Could significantly undermine school focus on minority student performance
A new news release says the Kentucky Department of Education is asking for a waiver from some key requirements in the federal No Child Left Behind Act of 2001.
Despite some appropriate criticisms, this federal act, often simply referred to by its initials as NCLB, created the first real pressure on Kentucky’s public school system to perform better with minority students, students from poverty and students with learning disabilities.
Under NCLB, schools had to separately show adequate progress each year for each student subgroup in the school. This emphasis on student subgroups was never required by either the original KERA period assessment, known as KIRIS, or the more recent CATS assessment, also now defunct.
Kentucky is launching a new school assessment and accountability program this year to replace CATS. The new program should be notably better than either of its predecessors. In fact, the new assessment does have an element that looks at performance gaps for minorities and other student groups, though only in math and reading. The education department wants to substitute this new assessment program for NCLB requirements.
The problem is that the emphasis on student subgroup performance is GREATLY reduced with Kentucky’s new state assessment program from the sort of emphasis NCLB requires.
Instead of monitoring separate, must-pass set goals for each student subgroup, the new Kentucky gap program results could become lost, averaged in with results from a number of other assessment areas. Under Kentucky’s program, all of the results from various academic tests, writing and arts program reviews, staff development and the gaps analysis will be added together to develop a final, single performance score for each school.
Only, that one, final number will be compared to the required target goals. Thus, a school could perform poorly for some student subgroups but still get an acceptable overall score due to unbalanced better performance in other areas.

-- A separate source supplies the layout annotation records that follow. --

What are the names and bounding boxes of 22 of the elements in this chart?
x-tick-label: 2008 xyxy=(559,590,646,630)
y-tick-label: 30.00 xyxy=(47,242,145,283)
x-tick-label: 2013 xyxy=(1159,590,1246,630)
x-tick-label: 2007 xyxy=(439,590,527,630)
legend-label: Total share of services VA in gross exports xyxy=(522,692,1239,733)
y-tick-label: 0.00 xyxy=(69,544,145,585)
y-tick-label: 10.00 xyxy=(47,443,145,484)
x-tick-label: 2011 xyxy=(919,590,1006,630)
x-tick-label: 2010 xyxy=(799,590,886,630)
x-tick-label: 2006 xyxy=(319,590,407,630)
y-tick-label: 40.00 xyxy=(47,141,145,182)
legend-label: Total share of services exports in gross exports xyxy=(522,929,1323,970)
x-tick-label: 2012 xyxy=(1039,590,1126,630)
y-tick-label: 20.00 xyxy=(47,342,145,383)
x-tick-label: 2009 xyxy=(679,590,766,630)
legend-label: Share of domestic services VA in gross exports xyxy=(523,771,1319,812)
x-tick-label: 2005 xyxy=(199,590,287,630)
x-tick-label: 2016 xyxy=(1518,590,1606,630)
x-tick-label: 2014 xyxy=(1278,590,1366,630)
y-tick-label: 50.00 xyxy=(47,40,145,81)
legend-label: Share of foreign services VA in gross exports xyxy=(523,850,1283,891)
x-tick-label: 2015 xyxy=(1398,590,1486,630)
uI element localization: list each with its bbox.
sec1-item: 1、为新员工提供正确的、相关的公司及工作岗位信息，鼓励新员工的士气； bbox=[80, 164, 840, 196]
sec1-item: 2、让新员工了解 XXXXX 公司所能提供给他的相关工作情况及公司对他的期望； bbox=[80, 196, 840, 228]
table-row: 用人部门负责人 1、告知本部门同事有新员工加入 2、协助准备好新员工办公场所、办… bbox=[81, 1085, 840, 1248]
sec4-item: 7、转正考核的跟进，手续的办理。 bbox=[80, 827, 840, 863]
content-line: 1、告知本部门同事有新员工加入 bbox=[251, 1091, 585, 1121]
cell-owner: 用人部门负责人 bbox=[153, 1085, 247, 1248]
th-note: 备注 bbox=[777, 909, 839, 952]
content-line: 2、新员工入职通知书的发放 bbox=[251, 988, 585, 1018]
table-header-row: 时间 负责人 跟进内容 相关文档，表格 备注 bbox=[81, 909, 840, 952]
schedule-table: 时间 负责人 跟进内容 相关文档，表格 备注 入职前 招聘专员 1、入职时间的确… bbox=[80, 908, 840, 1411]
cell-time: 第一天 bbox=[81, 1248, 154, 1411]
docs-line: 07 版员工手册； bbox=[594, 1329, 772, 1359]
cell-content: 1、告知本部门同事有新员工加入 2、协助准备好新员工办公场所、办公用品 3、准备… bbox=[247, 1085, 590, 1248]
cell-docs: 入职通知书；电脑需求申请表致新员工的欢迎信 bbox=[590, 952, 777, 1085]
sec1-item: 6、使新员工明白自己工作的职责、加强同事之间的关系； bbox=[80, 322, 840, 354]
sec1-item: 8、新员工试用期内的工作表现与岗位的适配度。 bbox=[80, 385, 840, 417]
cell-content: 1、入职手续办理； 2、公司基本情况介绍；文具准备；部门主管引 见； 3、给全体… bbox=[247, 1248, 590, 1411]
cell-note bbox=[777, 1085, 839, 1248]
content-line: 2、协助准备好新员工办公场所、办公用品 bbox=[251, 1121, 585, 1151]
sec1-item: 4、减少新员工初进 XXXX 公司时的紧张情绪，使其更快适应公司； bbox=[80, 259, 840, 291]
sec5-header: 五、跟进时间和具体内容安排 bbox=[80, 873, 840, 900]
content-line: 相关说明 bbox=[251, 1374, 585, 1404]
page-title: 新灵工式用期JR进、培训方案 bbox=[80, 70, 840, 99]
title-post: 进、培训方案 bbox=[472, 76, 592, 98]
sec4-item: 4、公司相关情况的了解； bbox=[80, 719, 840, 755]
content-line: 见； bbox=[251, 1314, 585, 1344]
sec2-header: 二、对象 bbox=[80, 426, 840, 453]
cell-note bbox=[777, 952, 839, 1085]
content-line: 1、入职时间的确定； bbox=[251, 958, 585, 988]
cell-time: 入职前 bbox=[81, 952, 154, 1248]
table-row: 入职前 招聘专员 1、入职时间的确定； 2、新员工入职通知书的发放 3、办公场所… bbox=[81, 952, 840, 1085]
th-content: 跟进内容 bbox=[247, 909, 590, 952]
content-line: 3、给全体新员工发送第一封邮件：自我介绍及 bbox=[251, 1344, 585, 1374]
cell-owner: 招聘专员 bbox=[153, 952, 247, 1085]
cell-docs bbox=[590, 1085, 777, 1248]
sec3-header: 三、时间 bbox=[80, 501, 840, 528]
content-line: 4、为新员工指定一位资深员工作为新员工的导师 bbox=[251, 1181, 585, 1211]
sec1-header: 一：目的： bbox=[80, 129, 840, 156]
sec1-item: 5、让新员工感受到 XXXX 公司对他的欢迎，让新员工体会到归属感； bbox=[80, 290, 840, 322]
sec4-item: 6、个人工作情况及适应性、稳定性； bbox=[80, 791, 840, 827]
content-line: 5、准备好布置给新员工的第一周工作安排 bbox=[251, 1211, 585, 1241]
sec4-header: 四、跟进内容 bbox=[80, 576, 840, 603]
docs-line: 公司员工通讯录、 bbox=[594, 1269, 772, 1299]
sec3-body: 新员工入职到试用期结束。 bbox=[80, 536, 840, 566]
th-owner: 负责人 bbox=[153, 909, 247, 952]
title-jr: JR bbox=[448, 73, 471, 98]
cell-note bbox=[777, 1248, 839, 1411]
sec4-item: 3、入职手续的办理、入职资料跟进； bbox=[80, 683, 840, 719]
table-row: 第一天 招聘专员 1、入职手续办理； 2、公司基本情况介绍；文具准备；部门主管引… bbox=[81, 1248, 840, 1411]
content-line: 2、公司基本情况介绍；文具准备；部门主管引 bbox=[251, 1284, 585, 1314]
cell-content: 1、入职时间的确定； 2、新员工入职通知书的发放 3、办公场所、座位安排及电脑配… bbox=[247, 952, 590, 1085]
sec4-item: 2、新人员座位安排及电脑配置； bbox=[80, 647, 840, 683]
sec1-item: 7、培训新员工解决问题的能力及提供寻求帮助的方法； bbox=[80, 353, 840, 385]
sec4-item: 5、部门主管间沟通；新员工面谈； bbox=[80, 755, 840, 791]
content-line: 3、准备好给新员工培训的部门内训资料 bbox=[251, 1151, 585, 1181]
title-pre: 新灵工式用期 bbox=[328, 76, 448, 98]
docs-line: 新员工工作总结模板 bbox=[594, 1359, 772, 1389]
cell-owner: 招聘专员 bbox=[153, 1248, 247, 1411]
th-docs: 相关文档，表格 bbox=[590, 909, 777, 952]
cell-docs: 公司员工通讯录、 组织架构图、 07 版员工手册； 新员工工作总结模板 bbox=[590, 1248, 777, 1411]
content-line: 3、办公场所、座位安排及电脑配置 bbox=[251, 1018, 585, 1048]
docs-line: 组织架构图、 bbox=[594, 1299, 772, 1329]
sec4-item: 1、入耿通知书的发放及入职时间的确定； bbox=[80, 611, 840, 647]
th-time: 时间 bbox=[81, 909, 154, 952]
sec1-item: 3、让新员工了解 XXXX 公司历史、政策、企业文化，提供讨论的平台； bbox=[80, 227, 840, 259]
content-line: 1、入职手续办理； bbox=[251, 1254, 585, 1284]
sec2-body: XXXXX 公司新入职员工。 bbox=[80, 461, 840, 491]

The end result would be: leaving kids behind.
To its credit, the Kentucky Department of Education has uploaded a ton of information about the new – and complex – state accountability system and its waiver request here (scroll to the bottom of the page to access the actual waiver request documents).
The public has until November 8, 2011 to e-mail comments about the waiver request here.
Because of the potential impact on the focus on closing achievement gaps, our readers might want to take the time to look over the material and let their opinions be known.